“We have the right to live in a healthy environment, claims Aurelio. Our territory is our market; the forest is our pharmacy. It is our life ... but, it is very contaminated.”
Aurelio Chino, the leader of “Federación Indígena Quechua del Pastaza” (FEDIQUEP), lives in Nuevo Andoas, Loreto-Peru. From his home, you can hear the constant movement of the waters of the Pastaza River.
“We have the right to live in a healthy environment," claims Aurelio. "Our territory is our market; the forest is our pharmacy. It is our life ... but, it is very contaminated," he says worried. He explains that his family and his community have been suffering for too long the consequences of 40 years of oil activities in their lands. Recently, medical tests showed that his daughter, a minor, has heavy metals in her blood.
Adolfina Sandi Garcia, an indigenous mother of the Jose Olaya community in Loreto, has a very similar story. Loreto and its surroundings have also been seriously affected by oil exploitation. She recalls with sadness, her raw and painful experience: "We are contaminated, how many children have I lost? Two girls and one boy died”.
Aurelio and Adolfina are two of hundreds of cases of community members affected by oil contamination. The Peruvian government has even declared a state of environmental and health emergency in the region. This area encompasses the basins of the Pastaza, Corrientes, Tigre and Marañón rivers in the Loreto region, where the Indigenous Peoples Kichwa, Quechua, Achuar and Urarinas live. Today, their home is better known as the “lot 192”.
The people of the Amazon claim their right to be properly consulted to ensure a sustainable management of their natural resources.
They ended up disappointed about how the consultation process carried on between May and August 2015 was carried on. Aurelio explains that they never reached an agreement on the issues the communities were proposing for the consultation agenda. As such, some communities did not sign the Final Consultation Act. Despite this controversy Pacific Stratus Energy, junior oil company is now operating on their ancestral lands without their consent. The company was granted a provisional two-year contract by the Peruvian government due to the lack of interest from big oil companies. In two years, they would hope to hand the land over to a bigger company for 30 years of exploitation.
The communities continue to demand the Peruvian government to respect their right to live in a sustainable and healthy environment without pollution. Aurelio explains that they need new environmental management tools and technologies for monitoring, remediation and environmental preservation. Communities also demand a higher investment for remediation and to ensure a fair participation of the Indigenous communities in the development of the environmental impact studies for the proposed exploitation projects. Furthermore, they demand that the contaminated territory be thoroughly cleaned given that it is their home.
Aurelio and the communities hope that a new free, prior and informed consultation process will be held at the end of the two-year contract with Pacific Stratus; and that the demands concerning the damages on health and environmental remediation, amongst others, will be dealt with. But this requires political will!
In a scenario of this nature, it is fundamental to keep strengthening the Peruvian environmental governance and institutions and the free, prior and informed consultation mechanisms . In a context of climate change, many governments are now implementing policies to defend and protect their environment and recognize indigenous people’s rights, as a critical element to prevent a climate crisis. Unfortunately it seems that Peru is going in the opposite direction. Aurelo, Adolfina and all of us wonder why…

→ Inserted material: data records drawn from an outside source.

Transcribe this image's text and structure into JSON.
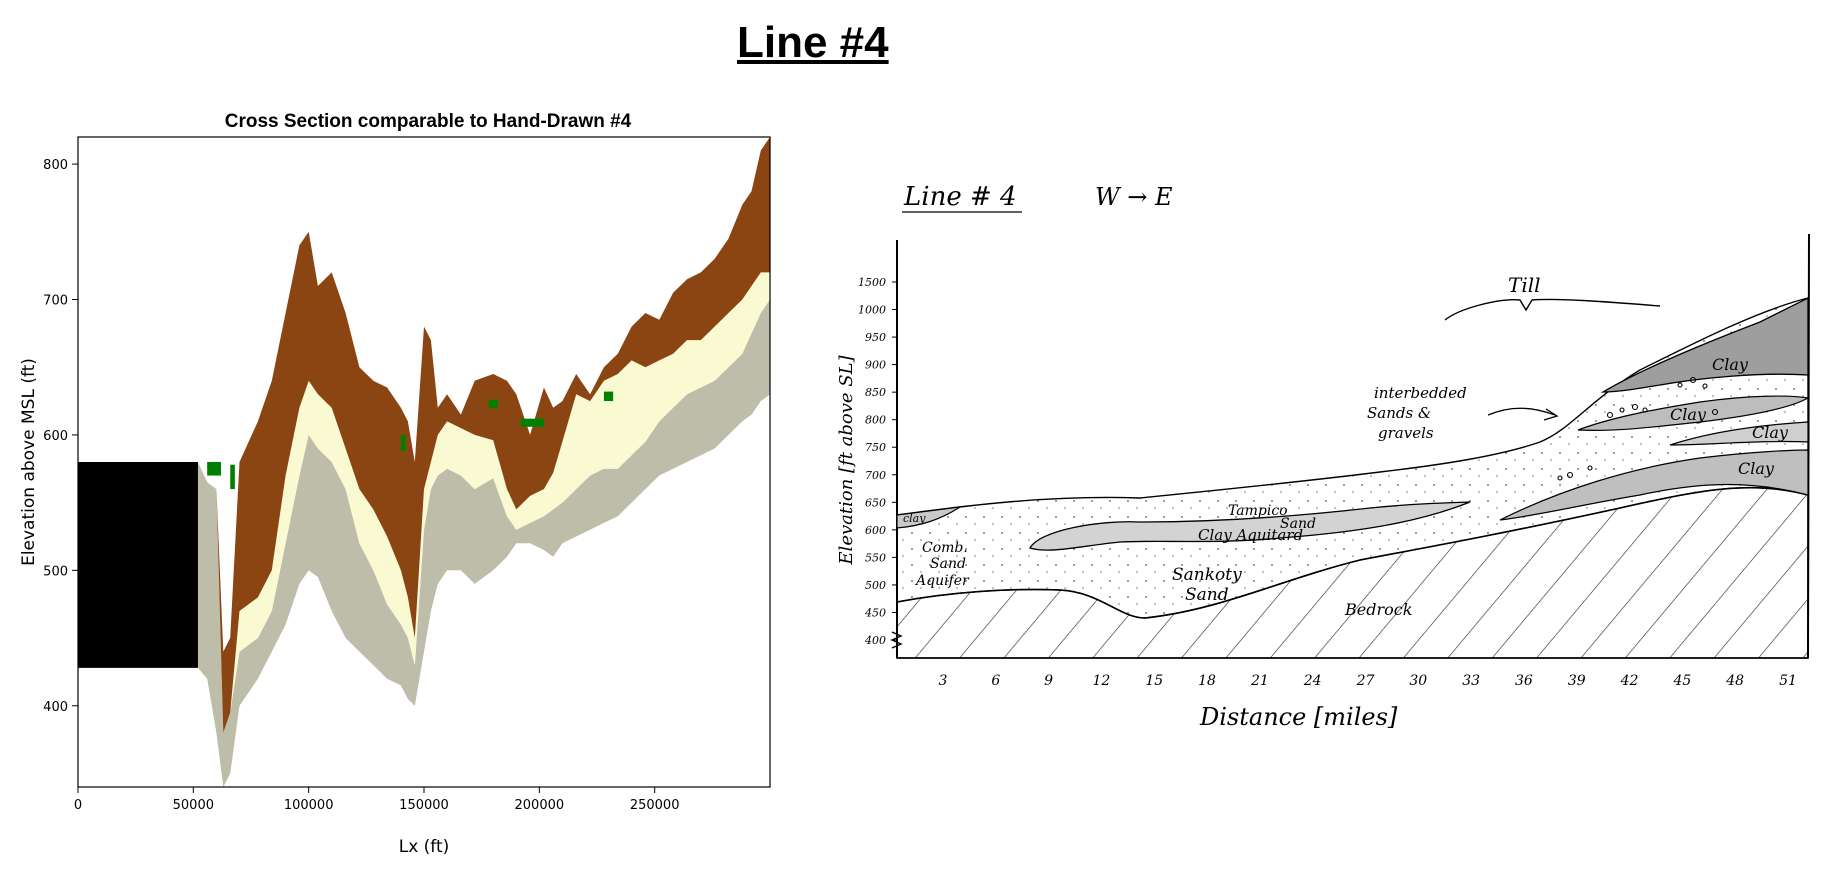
{
  "page_title": "Line #4",
  "chart_data": {
    "type": "heatmap",
    "title": "Cross Section comparable to Hand-Drawn #4",
    "xlabel": "Lx (ft)",
    "ylabel": "Elevation above MSL (ft)",
    "xlim": [
      0,
      300000
    ],
    "ylim": [
      340,
      820
    ],
    "x_ticks": [
      "0",
      "50000",
      "100000",
      "150000",
      "200000",
      "250000"
    ],
    "y_ticks": [
      "400",
      "500",
      "600",
      "700",
      "800"
    ],
    "colors": {
      "top_layer": "#8b4513",
      "sand": "#fafad2",
      "lower_layer": "#bdbda9",
      "green_patch": "#008000",
      "inactive": "#000000"
    },
    "profile_x": [
      0,
      52000,
      56000,
      60000,
      63000,
      66000,
      70000,
      78000,
      84000,
      90000,
      96000,
      100000,
      104000,
      110000,
      116000,
      122000,
      128000,
      134000,
      140000,
      143000,
      146000,
      150000,
      153000,
      156000,
      160000,
      166000,
      172000,
      180000,
      186000,
      190000,
      196000,
      202000,
      206000,
      210000,
      216000,
      222000,
      228000,
      234000,
      240000,
      246000,
      252000,
      258000,
      264000,
      270000,
      276000,
      282000,
      288000,
      292000,
      296000,
      300000
    ],
    "top_surface": [
      580,
      580,
      565,
      560,
      440,
      450,
      580,
      610,
      640,
      690,
      740,
      750,
      710,
      720,
      690,
      650,
      640,
      635,
      620,
      610,
      580,
      680,
      670,
      620,
      630,
      615,
      640,
      645,
      640,
      630,
      600,
      635,
      620,
      625,
      645,
      630,
      650,
      660,
      680,
      690,
      685,
      705,
      715,
      720,
      730,
      745,
      770,
      780,
      810,
      820
    ],
    "brown_base": [
      580,
      580,
      565,
      560,
      380,
      395,
      470,
      480,
      500,
      570,
      620,
      640,
      630,
      620,
      590,
      560,
      545,
      525,
      500,
      480,
      450,
      560,
      580,
      600,
      610,
      605,
      600,
      596,
      560,
      545,
      555,
      560,
      572,
      595,
      630,
      625,
      640,
      645,
      655,
      650,
      655,
      660,
      670,
      670,
      680,
      690,
      700,
      710,
      720,
      720
    ],
    "grey_top": [
      580,
      580,
      565,
      560,
      380,
      395,
      440,
      450,
      470,
      520,
      570,
      600,
      590,
      580,
      560,
      520,
      500,
      475,
      460,
      450,
      430,
      530,
      560,
      570,
      575,
      570,
      560,
      568,
      540,
      530,
      535,
      540,
      545,
      550,
      560,
      570,
      575,
      575,
      585,
      595,
      610,
      620,
      630,
      635,
      640,
      650,
      660,
      675,
      690,
      700
    ],
    "bottom_surface": [
      428,
      428,
      420,
      380,
      340,
      350,
      400,
      420,
      440,
      460,
      490,
      500,
      495,
      470,
      450,
      440,
      430,
      420,
      415,
      405,
      400,
      440,
      470,
      490,
      500,
      500,
      490,
      500,
      510,
      520,
      520,
      515,
      510,
      520,
      525,
      530,
      535,
      540,
      550,
      560,
      570,
      575,
      580,
      585,
      590,
      600,
      610,
      615,
      625,
      630
    ],
    "inactive_block": {
      "x": [
        0,
        52000
      ],
      "y": [
        428,
        580
      ]
    },
    "green_patches": [
      {
        "x": [
          56000,
          62000
        ],
        "y": [
          570,
          580
        ]
      },
      {
        "x": [
          66000,
          68000
        ],
        "y": [
          560,
          578
        ]
      },
      {
        "x": [
          140000,
          142000
        ],
        "y": [
          588,
          600
        ]
      },
      {
        "x": [
          178000,
          182000
        ],
        "y": [
          620,
          626
        ]
      },
      {
        "x": [
          192000,
          202000
        ],
        "y": [
          606,
          612
        ]
      },
      {
        "x": [
          228000,
          232000
        ],
        "y": [
          625,
          632
        ]
      }
    ]
  },
  "sketch": {
    "title": "Line # 4",
    "direction": "W → E",
    "ylabel": "Elevation [ft above SL]",
    "xlabel": "Distance [miles]",
    "y_ticks": [
      "1500",
      "1000",
      "950",
      "900",
      "850",
      "800",
      "750",
      "700",
      "650",
      "600",
      "550",
      "500",
      "450",
      "400"
    ],
    "x_ticks": [
      "3",
      "6",
      "9",
      "12",
      "15",
      "18",
      "21",
      "24",
      "27",
      "30",
      "33",
      "36",
      "39",
      "42",
      "45",
      "48",
      "51"
    ],
    "labels": {
      "till": "Till",
      "interbedded": [
        "interbedded",
        "Sands &",
        "gravels"
      ],
      "clay_1": "Clay",
      "clay_2": "Clay",
      "clay_3": "Clay",
      "clay_4": "Clay",
      "tampico": [
        "Tampico",
        "Sand"
      ],
      "clay_aquitard": "Clay Aquitard",
      "clay_left": "clay",
      "comb": [
        "Comb.",
        "Sand",
        "Aquifer"
      ],
      "sankoty": [
        "Sankoty",
        "Sand"
      ],
      "bedrock": "Bedrock"
    }
  }
}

What is clear is that the impacts of recent legal provisions aimed at "promoting investment", and better known as "environmental paquetazos" have weakened various environmental and social entities such as the Agency for Assessment and Environmental Control (OEFA) and the Ministry of Environment (MINAM) In the current electoral context, Adolfina, Aurelio, all indigenous communities, and the Peruvian civil society, are calling the Presidential candidates to further protec their social and environmental rights, affected by the aggressive exploitation of our natural resources and to defend the right to be consulted! We do not want economic growth at the expense of our rivers, our biodiversity, our food and our health. It is essential that candidates discuss these important issues for the future of Peru.
Take action and ask the presidential candidates in Peru to protect our environment and indigenous rights to the prior and informed consulted: https://goo.gl/nEIvgw.
Chatting with Aurelio, I see his two year old son playing near the river. "He's called Herodito" Aurelio explains, “which means Revolutionary Hero in Defense of its Indigenous Peoples”.